13. Juli 2017 - 11:12 Uhr

Tatmotiv: Liebe

Konstantinos P. soll den Ehemann seiner Freundin Alexandra M. erschossen haben. Sie soll ihn damit beauftragt haben.

Mord an Landsmann

Die Deutsche ist in Innsbruck als Mittäterin bei einem Mord im österreichisch-bayerischen Grenzgebiet zu 15 Jahren Haft verurteilt worden. Ihr Ehemann war das Opfer. Dessen Freund, mit dem sie laut Gericht eine Affäre hatte, wurde wegen Ausführung der Tat zu lebenslanger Haft verurteilt. "Die beiden Angeklagten haben den Mordkomplott gemeinsam geschmiedet", sagte der Staatsanwalt bei der Verhandlung in Innsbruck. Die Männer stammten aus Griechenland. Die drei lebten in Ottobrunn bei München. 
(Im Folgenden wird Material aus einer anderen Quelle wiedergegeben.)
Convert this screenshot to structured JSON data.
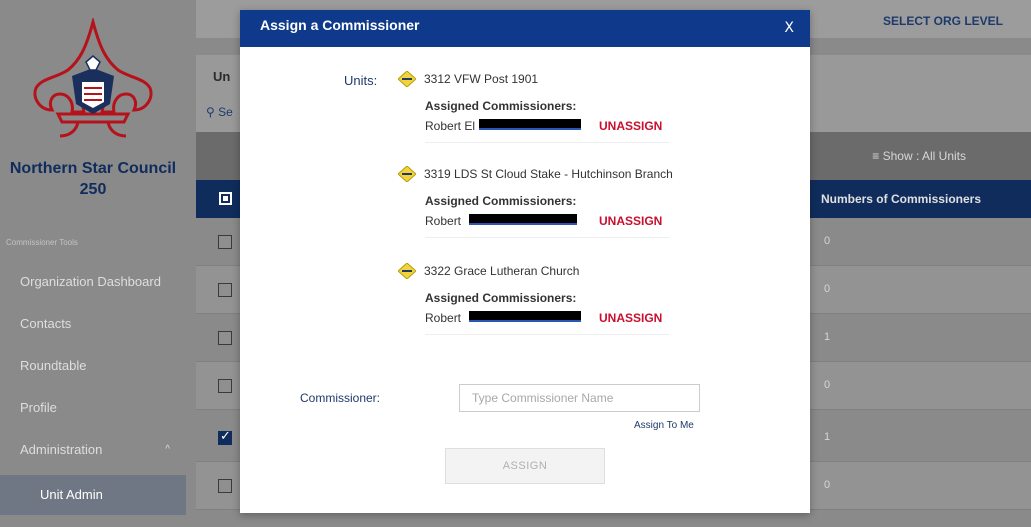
{
  "sidebar": {
    "council_name": "Northern Star Council",
    "council_number": "250",
    "section_label": "Commissioner Tools",
    "items": [
      {
        "label": "Organization Dashboard"
      },
      {
        "label": "Contacts"
      },
      {
        "label": "Roundtable"
      },
      {
        "label": "Profile"
      },
      {
        "label": "Administration"
      },
      {
        "label": "Unit Admin"
      }
    ]
  },
  "main": {
    "select_org_label": "SELECT ORG LEVEL",
    "partial_text": "Un",
    "search_partial": "Se",
    "show_units_label": "Show : All Units",
    "column_numbers_of_commissioners": "Numbers of Commissioners",
    "rows": [
      {
        "count": "0",
        "checked": false
      },
      {
        "count": "0",
        "checked": false
      },
      {
        "count": "1",
        "checked": false
      },
      {
        "count": "0",
        "checked": false
      },
      {
        "count": "1",
        "checked": true
      },
      {
        "count": "0",
        "checked": false
      }
    ]
  },
  "modal": {
    "title": "Assign a Commissioner",
    "close_label": "X",
    "units_label": "Units:",
    "assigned_label": "Assigned Commissioners:",
    "unassign_label": "UNASSIGN",
    "units": [
      {
        "name": "3312 VFW Post 1901",
        "commissioner_prefix": "Robert El"
      },
      {
        "name": "3319 LDS St Cloud Stake - Hutchinson Branch",
        "commissioner_prefix": "Robert"
      },
      {
        "name": "3322 Grace Lutheran Church",
        "commissioner_prefix": "Robert"
      }
    ],
    "commissioner_label": "Commissioner:",
    "commissioner_placeholder": "Type Commissioner Name",
    "assign_to_me_label": "Assign To Me",
    "assign_button_label": "ASSIGN"
  },
  "colors": {
    "navy": "#0f2c5c",
    "modal_header": "#0f3a8c",
    "unassign_red": "#c8102e",
    "unit_diamond": "#f2d43a"
  }
}
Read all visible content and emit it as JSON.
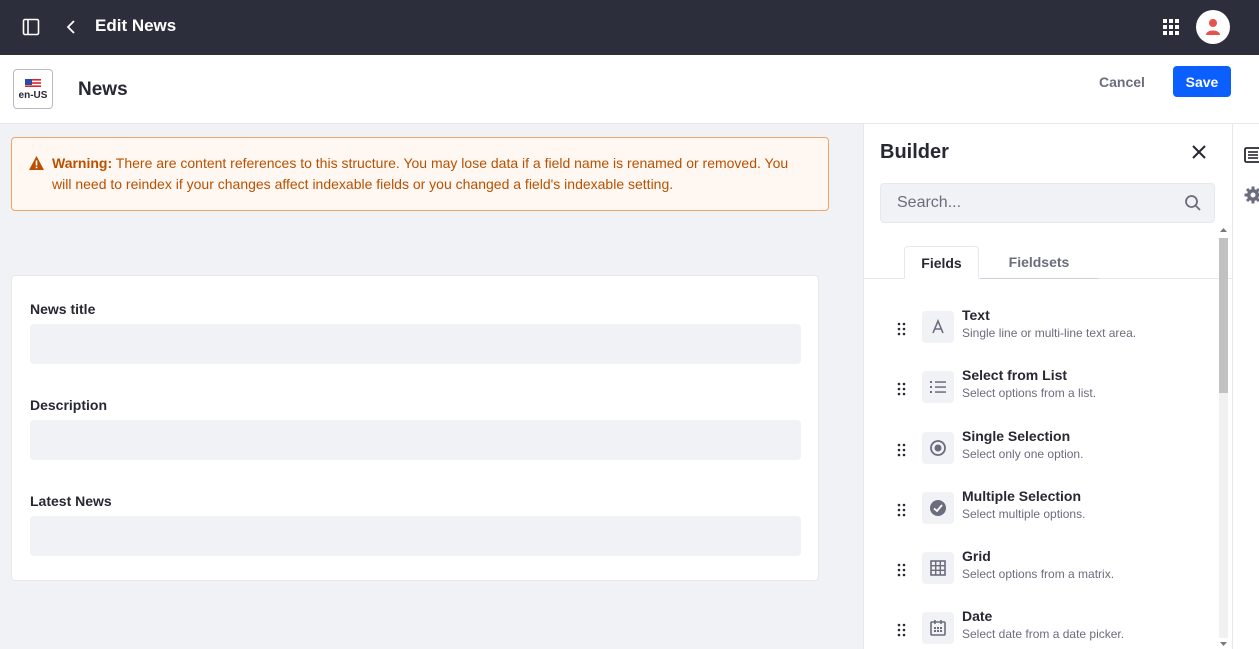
{
  "topbar": {
    "title": "Edit News"
  },
  "header": {
    "locale": "en-US",
    "title": "News",
    "cancel_label": "Cancel",
    "save_label": "Save"
  },
  "warning": {
    "label": "Warning:",
    "message": "There are content references to this structure. You may lose data if a field name is renamed or removed. You will need to reindex if your changes affect indexable fields or you changed a field's indexable setting."
  },
  "form": {
    "fields": [
      {
        "label": "News title",
        "value": ""
      },
      {
        "label": "Description",
        "value": ""
      },
      {
        "label": "Latest News",
        "value": ""
      }
    ]
  },
  "builder": {
    "title": "Builder",
    "search_placeholder": "Search...",
    "tabs": [
      {
        "label": "Fields",
        "active": true
      },
      {
        "label": "Fieldsets",
        "active": false
      }
    ],
    "items": [
      {
        "name": "Text",
        "description": "Single line or multi-line text area.",
        "icon": "text-icon"
      },
      {
        "name": "Select from List",
        "description": "Select options from a list.",
        "icon": "list-icon"
      },
      {
        "name": "Single Selection",
        "description": "Select only one option.",
        "icon": "radio-icon"
      },
      {
        "name": "Multiple Selection",
        "description": "Select multiple options.",
        "icon": "checkbox-icon"
      },
      {
        "name": "Grid",
        "description": "Select options from a matrix.",
        "icon": "grid-icon"
      },
      {
        "name": "Date",
        "description": "Select date from a date picker.",
        "icon": "calendar-icon"
      }
    ]
  },
  "colors": {
    "topbar": "#2c2e3b",
    "primary": "#0b5fff",
    "warning_text": "#b95000",
    "warning_bg": "#fff8f2",
    "warning_border": "#f0a466"
  }
}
Zehn Schüsse in Rücken und Schädel

Von der Liebe schien am Ende nicht mehr viel übrig zu sein. Die beiden beschuldigten sich letztendlich gegenseitig. Der 29 Jahre alte Angeklagte hatte zum Prozessauftakt gestanden, das 31-jährige Opfer auf einem Parkplatz in Söll im Tiroler Grenzgebiet mit zehn Schüssen in Rücken und Schädel getötet zu haben. Nach Angaben der Deutschen war ihr Ehemann gewalttätig, auch gegen die sechsjährige Tochter.
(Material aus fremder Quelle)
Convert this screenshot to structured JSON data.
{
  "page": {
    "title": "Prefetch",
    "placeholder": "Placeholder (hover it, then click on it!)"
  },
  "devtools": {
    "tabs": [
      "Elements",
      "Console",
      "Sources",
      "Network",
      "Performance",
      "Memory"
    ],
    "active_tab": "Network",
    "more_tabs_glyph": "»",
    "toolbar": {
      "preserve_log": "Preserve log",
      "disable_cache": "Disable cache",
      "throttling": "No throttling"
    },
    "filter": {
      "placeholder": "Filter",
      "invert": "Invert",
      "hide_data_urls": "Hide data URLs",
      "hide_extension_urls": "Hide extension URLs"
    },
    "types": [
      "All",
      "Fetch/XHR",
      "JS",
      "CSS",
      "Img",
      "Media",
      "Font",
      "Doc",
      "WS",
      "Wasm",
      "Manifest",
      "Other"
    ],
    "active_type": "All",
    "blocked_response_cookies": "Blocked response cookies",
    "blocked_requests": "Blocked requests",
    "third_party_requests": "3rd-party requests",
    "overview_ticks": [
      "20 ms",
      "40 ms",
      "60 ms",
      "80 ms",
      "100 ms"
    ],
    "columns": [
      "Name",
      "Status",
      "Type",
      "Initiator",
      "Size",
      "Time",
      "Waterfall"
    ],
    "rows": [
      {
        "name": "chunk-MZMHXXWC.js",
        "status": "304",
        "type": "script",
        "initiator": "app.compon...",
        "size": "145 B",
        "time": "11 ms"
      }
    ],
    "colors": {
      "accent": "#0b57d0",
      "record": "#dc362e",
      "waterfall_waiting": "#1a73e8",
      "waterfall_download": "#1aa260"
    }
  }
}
"Jede Patrone, die ich abgefeuert habe, stand für einen Übergriff auf seine Tochter und seine Frau", sagte der 29-Jährige. Den Entschluss zur Tat hätten die beiden gemeinsam gefasst.
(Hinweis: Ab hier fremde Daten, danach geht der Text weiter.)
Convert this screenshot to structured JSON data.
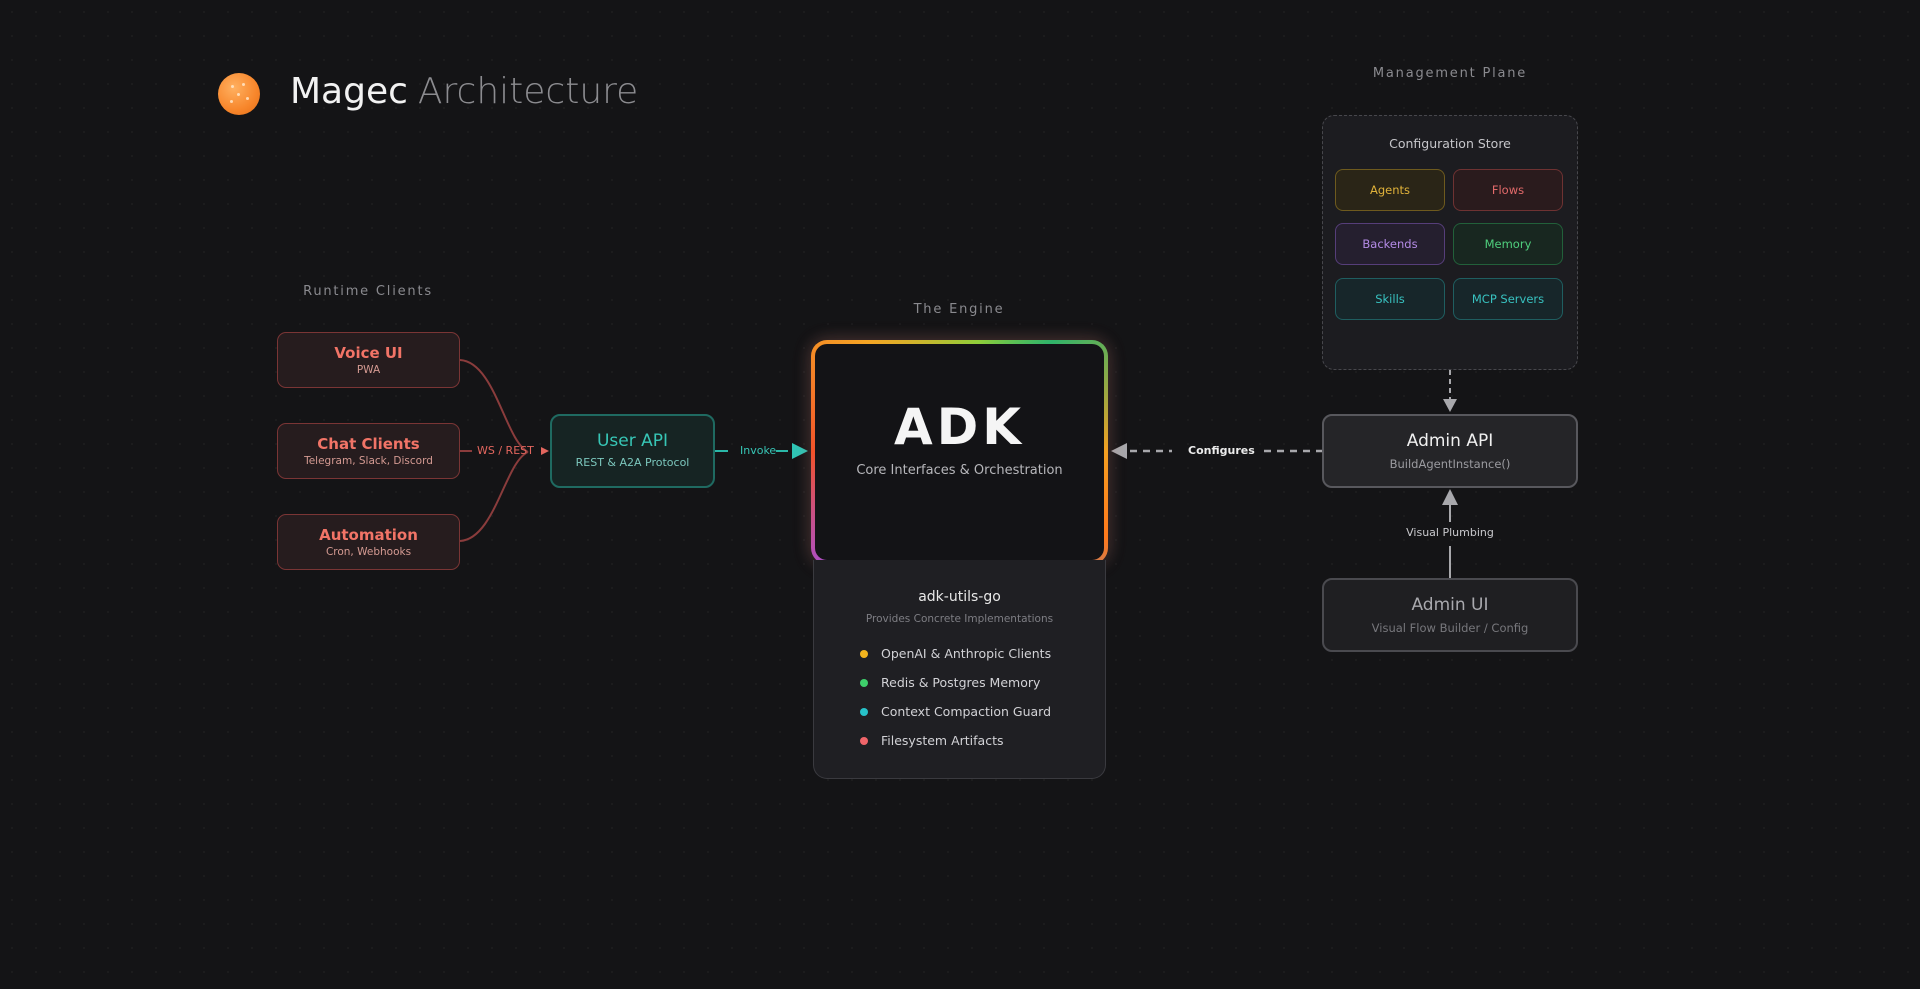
{
  "header": {
    "title_primary": "Magec",
    "title_secondary": "Architecture"
  },
  "sections": {
    "runtime_clients": "Runtime Clients",
    "engine": "The Engine",
    "management_plane": "Management Plane"
  },
  "clients": [
    {
      "name": "Voice UI",
      "sub": "PWA"
    },
    {
      "name": "Chat Clients",
      "sub": "Telegram, Slack, Discord"
    },
    {
      "name": "Automation",
      "sub": "Cron, Webhooks"
    }
  ],
  "edges": {
    "ws_rest": "WS / REST",
    "invoke": "Invoke",
    "configures": "Configures",
    "visual_plumbing": "Visual Plumbing"
  },
  "user_api": {
    "name": "User API",
    "sub": "REST & A2A Protocol"
  },
  "engine": {
    "title": "ADK",
    "subtitle": "Core Interfaces & Orchestration"
  },
  "utils": {
    "title": "adk-utils-go",
    "subtitle": "Provides Concrete Implementations",
    "items": [
      {
        "label": "OpenAI & Anthropic Clients",
        "color": "#f2b41e"
      },
      {
        "label": "Redis & Postgres Memory",
        "color": "#3ecf6b"
      },
      {
        "label": "Context Compaction Guard",
        "color": "#27c2c9"
      },
      {
        "label": "Filesystem Artifacts",
        "color": "#f0656a"
      }
    ]
  },
  "config_store": {
    "title": "Configuration Store",
    "chips": [
      {
        "label": "Agents",
        "color": "#e0b23a"
      },
      {
        "label": "Flows",
        "color": "#e26a6a"
      },
      {
        "label": "Backends",
        "color": "#b48be6"
      },
      {
        "label": "Memory",
        "color": "#4fcf7d"
      },
      {
        "label": "Skills",
        "color": "#38c2c0"
      },
      {
        "label": "MCP Servers",
        "color": "#38c2c0"
      }
    ]
  },
  "admin_api": {
    "name": "Admin API",
    "sub": "BuildAgentInstance()"
  },
  "admin_ui": {
    "name": "Admin UI",
    "sub": "Visual Flow Builder / Config"
  }
}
"Von einer Tötung war nie die Rede"

Dem widersprach die Deutsche, die sich nicht schuldig bekannte. "Von einer Tötung war nie die Rede, für mich war klar, dass ich ins Frauenhaus muss", so die 32-Jährige. Erst am Tag der Tat habe der 29-Jährige ihr erzählt, dass er ihren Mann "aus dem Weg räumen" wolle. "Ich konnte es gar nicht glauben."

Der 29-Jährige Haupttäter hat mit einer lebenslangen Haftstrafe die Höchststrafe bekommen. Eine lebenslange Freiheitsstrafe bedeutet in Österreich im Durchschnitt gut 20 Jahre Haft. Die Urteile sind nicht rechtskräftig. Die beiden Verurteilten können also Berufung einlegen.